Only last month, three French banks refused to invest in the Rampal power plant for the risks it posed to the critical ecological area. Bank Track, a coalition of organisations tracking the financial sector, declared in its report that there were “serious deficiencies in project design, planning and implementation” and that the failure to comply with minimum social and environmental standards and the corresponding financial risks made the project a clear “no-go” for financial institutions. The report called on signatory banks “to publicly rule out involvement in financing or support of any kind for the Rampal coal plant.” Six months earlier, two Norwegian pension funds pulled out their investments from NTPC for the same reason. The Norwegian Government Pension Fund Global's Council on Ethics, after conducting a thorough investigation, recommended divesting from NTPC “due to an unacceptable risk of the company contributing to severe environmental damage.”
With 70 percent of the project to be financed from loans and 15 percent by India and Bangladesh each, the financial viability of the project – or a lack thereof – is a reality the Bangladesh government must confront, sooner or later. “We also must remember that it is Bangladesh which will have to pay back the loan and interests. This means that though Bangladesh has a 50 percent ownership of the project, it is financially responsible for 85 percent of it. In case the power production is stopped, Bangladesh will have to bear the cost of the entire loss,” informs Dr Abdul Matin, general secretary of BAPA.

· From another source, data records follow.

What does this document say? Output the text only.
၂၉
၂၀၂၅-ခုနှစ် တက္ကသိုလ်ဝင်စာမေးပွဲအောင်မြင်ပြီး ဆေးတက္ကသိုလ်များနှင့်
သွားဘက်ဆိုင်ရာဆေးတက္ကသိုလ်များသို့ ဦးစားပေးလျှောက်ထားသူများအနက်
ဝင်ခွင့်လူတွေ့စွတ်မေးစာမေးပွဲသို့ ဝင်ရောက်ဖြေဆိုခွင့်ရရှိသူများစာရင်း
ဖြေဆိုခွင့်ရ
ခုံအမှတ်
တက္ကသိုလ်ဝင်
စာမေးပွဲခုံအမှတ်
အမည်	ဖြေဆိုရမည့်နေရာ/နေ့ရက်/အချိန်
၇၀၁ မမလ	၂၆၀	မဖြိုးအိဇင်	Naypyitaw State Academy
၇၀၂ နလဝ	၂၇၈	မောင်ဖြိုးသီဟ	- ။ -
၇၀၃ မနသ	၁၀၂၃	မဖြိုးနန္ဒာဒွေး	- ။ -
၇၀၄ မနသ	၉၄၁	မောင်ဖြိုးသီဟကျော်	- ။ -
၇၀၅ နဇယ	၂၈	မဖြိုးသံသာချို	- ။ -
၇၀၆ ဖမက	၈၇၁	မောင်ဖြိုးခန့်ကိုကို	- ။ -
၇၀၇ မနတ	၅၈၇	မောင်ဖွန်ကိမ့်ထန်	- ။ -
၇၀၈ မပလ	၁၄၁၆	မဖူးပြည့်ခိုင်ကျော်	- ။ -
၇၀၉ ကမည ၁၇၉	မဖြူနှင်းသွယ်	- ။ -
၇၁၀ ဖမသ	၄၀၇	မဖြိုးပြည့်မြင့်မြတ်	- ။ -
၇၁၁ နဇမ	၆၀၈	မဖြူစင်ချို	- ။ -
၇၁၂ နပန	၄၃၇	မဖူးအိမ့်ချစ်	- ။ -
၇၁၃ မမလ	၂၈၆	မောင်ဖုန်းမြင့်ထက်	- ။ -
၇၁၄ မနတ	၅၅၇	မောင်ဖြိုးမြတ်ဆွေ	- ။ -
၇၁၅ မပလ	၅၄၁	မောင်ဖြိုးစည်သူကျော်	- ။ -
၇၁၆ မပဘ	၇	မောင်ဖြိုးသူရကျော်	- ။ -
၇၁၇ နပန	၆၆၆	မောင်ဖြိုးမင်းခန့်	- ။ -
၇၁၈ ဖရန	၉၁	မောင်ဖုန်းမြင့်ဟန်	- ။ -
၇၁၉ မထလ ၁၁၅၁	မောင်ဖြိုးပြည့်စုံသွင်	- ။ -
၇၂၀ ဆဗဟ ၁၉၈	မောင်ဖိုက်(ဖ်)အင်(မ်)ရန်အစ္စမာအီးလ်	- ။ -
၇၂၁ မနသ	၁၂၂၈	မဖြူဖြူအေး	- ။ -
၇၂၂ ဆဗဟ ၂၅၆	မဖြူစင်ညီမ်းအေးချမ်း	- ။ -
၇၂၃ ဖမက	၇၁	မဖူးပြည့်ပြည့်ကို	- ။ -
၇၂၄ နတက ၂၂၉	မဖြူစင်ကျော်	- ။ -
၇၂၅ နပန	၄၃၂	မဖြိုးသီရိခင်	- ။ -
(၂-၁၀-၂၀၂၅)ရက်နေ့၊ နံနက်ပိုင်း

Under the circumstances, instead of re-evaluating the environmental and economic feasibility of the project and relocating to a different site before construction work proceeds, the Prime Minister, on June 29, once again made it crystal clear of her government's unequivocal support of Rampal. Insisting that she would not have approved the project if there were any risks to the Sundarbans, she added, “I don't believe that others will have more kindness to save the country as well as saving Sundarbans. It is like shedding crocodile tears.”
A FLAWED EIA
The premier's assurances would have been comforting had it not been for her government's consistent downplaying of the potential environmental cost of the plant. Environmental activists have even raised questions about the legitimacy of the Environmental Impact Assessment (EIA) for this project, rejecting its findings for being biased, distorted and inaccurate. It is telling that the EIA for this project was approved by the Department of Environment (DoE) on August 5, 2013, but land acquisition began two years earlier on August 23, 2011, and the joint venture between NTPC and BPDB was signed on January 29, 2012.

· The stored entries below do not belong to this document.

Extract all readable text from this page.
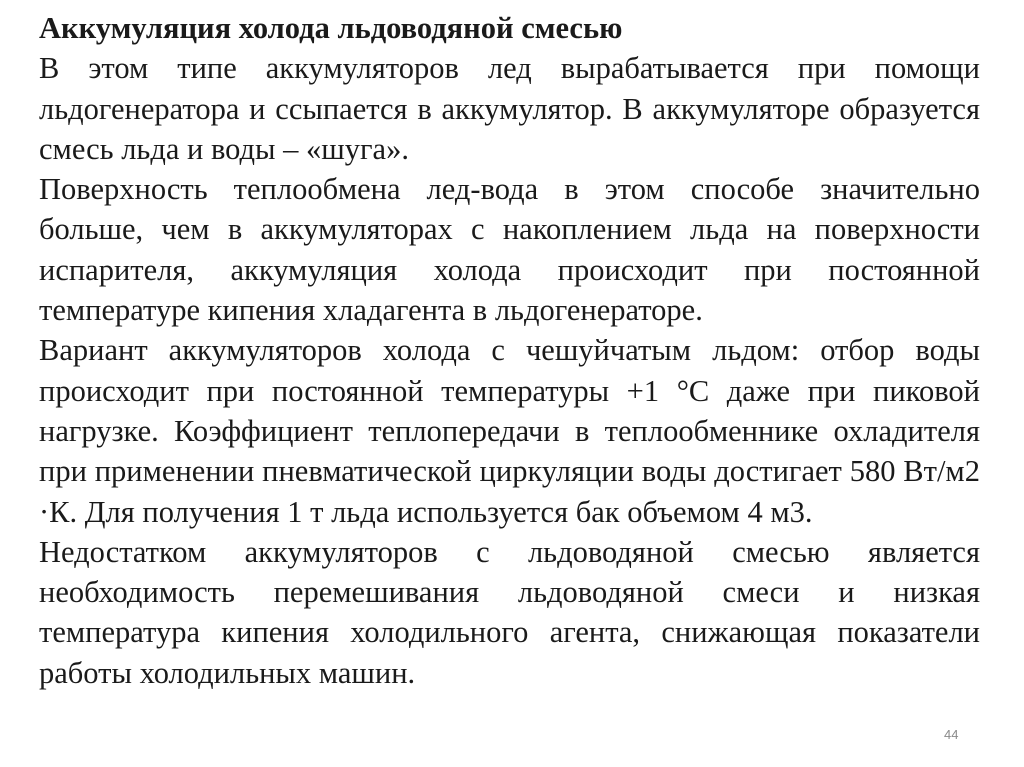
Аккумуляция холода льдоводяной смесью

В этом типе аккумуляторов лед вырабатывается при помощи льдогенератора и ссыпается в аккумулятор. В аккумуляторе образуется смесь льда и воды – «шуга».

Поверхность теплообмена лед-вода в этом способе значительно больше, чем в аккумуляторах с накоплением льда на поверхности испарителя, аккумуляция холода происходит при постоянной температуре кипения хладагента в льдогенераторе.

Вариант аккумуляторов холода с чешуйчатым льдом: отбор воды происходит при постоянной температуры +1 °С даже при пиковой нагрузке. Коэффициент теплопередачи в теплообменнике охладителя при применении пневматической циркуляции воды достигает 580 Вт/м2 ·К. Для получения 1 т льда используется бак объемом 4 м3.

Недостатком аккумуляторов с льдоводяной смесью является необходимость перемешивания льдоводяной смеси и низкая температура кипения холодильного агента, снижающая показатели работы холодильных машин.

44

“That work on the project began long before the EIA was approved only goes to show that it was done as an eye-wash to justify the project. How can a bilateral agreement be signed when the environment impact hasn't even been completed?” asks Prof Anu Muhammad of Jahangirnagar University, also member secretary of the National Committee. “The inconsistencies of the EIA are apparent, even on a cursory glance through the document,” he adds.
Dr Abdullah Harun Chowdhury, Professor of Environmental Science of Khulna University, charts numerous reasons as to why he considers the EIA to be flawed. “It would take a whole class to outline the flaws, but to name just a few – it uses secondary data collected before 2010 for most of the parameters; it fails to use proper location and methodology for primary data collection of air, water, soil, biodiversity; it compares sulphur oxide (SOx) and nitrogen oxide (NOx) levels in the Sundarbans with that of urban areas, as if Sundarbans is an urban area, and not an ecologically critical area!” he says.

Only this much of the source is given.